British Rowers to Attempt Arctic Ocean Crossing

Two British rowers are gearing up for what promises to be quite an undertaking later this year. Dawn Wood, and her husband Jamie, have announced plans to row across the Arctic Ocean in attempt to set a new record for such a journey on that body of water. But as with their past rowing expeditions, the goal isn’t just to set records, but is instead about raising awareness of the increasing challenges that the Earth’s oceans currently face.

Dawn and Jamie’s journey is set to begin in Tromso, Norway this August. After setting out from that city, their goal is to row north to Svalbard, covering approximately 1000 miles (1600 km) in the process. If they are successful, they would set a new mark for the furthest distance north any open-water expedition has ever reached in a rowboat. Even during the summer, they’ll face cold temperatures, frigid water, and challenge storms, although August is likely to be the most stable month to undertake such a voyage.

For Dawn, this will be a return to long-distance ocean rowing. Last year, she made a solo row across the Atlantic Ocean, becoming the second fastest woman to ever complete that journey. Starting in the Canary Islands and ending in Barbados, she made the 3000-mile (4800 km) journey in just 53 days. That effort was all about raising awareness about the impact of plastics on the ocean, which Wood witnessed first hand throughout her Atlantic row. Even in the middle of the ocean, she found traces of trash that had been deposited into the water, where few places are still untouched by man.
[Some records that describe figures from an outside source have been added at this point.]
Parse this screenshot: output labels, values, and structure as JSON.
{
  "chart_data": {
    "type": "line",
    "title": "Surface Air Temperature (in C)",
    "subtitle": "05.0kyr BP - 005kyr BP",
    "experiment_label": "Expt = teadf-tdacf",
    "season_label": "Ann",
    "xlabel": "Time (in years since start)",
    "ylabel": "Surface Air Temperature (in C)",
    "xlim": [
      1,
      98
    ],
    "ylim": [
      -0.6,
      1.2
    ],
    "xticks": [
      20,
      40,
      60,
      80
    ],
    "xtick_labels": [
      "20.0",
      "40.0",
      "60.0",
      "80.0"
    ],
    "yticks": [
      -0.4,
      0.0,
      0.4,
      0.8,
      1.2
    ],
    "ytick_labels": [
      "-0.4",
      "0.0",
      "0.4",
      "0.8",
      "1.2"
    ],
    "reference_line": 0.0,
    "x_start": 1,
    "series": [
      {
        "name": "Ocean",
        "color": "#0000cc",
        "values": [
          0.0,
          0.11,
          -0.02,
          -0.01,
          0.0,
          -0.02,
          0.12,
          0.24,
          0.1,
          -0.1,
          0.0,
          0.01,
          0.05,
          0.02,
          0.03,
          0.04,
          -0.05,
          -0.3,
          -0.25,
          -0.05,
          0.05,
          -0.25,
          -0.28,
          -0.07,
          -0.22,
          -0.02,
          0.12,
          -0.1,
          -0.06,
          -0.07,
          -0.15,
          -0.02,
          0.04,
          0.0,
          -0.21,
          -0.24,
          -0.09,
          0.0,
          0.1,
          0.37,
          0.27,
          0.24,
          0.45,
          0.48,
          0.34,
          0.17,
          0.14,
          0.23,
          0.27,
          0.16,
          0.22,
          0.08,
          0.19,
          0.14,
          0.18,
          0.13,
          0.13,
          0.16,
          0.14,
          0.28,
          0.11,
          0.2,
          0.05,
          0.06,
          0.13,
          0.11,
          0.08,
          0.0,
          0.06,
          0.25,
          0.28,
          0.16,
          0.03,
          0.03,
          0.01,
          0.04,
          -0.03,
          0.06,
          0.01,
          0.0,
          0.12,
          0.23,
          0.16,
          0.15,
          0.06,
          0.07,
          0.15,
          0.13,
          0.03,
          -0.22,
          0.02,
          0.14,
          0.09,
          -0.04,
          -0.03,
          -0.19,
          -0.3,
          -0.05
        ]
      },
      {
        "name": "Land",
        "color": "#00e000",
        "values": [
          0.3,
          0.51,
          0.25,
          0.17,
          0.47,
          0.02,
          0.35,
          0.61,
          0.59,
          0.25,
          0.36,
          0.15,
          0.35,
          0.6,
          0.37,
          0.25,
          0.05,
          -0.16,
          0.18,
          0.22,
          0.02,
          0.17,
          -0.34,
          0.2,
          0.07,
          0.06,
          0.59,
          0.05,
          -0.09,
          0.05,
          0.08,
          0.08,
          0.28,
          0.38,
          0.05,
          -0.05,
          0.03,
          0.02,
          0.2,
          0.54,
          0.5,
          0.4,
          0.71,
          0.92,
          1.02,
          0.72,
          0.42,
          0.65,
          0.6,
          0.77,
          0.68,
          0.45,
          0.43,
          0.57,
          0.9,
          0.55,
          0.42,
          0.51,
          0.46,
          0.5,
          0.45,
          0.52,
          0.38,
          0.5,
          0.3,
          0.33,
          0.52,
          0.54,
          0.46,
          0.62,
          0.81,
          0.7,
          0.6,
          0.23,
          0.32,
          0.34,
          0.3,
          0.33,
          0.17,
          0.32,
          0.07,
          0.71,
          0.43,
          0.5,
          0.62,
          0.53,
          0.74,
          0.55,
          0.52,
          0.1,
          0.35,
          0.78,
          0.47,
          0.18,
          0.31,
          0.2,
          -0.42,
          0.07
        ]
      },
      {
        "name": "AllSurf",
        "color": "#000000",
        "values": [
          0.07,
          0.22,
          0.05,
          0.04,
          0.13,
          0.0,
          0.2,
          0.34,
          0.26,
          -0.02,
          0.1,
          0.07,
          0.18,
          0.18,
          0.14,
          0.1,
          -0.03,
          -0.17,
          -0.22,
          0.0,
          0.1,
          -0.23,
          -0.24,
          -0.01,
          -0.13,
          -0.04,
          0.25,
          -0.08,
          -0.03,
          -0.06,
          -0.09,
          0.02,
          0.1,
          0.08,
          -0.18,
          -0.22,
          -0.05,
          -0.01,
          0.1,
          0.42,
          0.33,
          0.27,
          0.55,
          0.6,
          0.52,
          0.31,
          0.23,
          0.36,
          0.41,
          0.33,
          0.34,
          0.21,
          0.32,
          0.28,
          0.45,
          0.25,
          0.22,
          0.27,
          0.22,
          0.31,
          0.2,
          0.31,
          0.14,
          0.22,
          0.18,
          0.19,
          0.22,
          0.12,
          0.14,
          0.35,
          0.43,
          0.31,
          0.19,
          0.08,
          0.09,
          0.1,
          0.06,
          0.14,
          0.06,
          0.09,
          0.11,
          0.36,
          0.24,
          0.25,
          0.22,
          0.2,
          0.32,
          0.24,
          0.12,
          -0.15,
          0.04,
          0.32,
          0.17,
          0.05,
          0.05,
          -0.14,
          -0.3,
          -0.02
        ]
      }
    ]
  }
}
This time out, Dawn’s goal is much the same, although she is looking forward to having a bit of company on this trip. Although only a third the length of her Atlantic crossing, rowing across the Arctic will present its own set of challenges, which is why she is happy to have husband Jaime along for the ride. For now though, the husband and wife team are still in the training and preparation phase, so look to hear more about this endeavor later in the summer.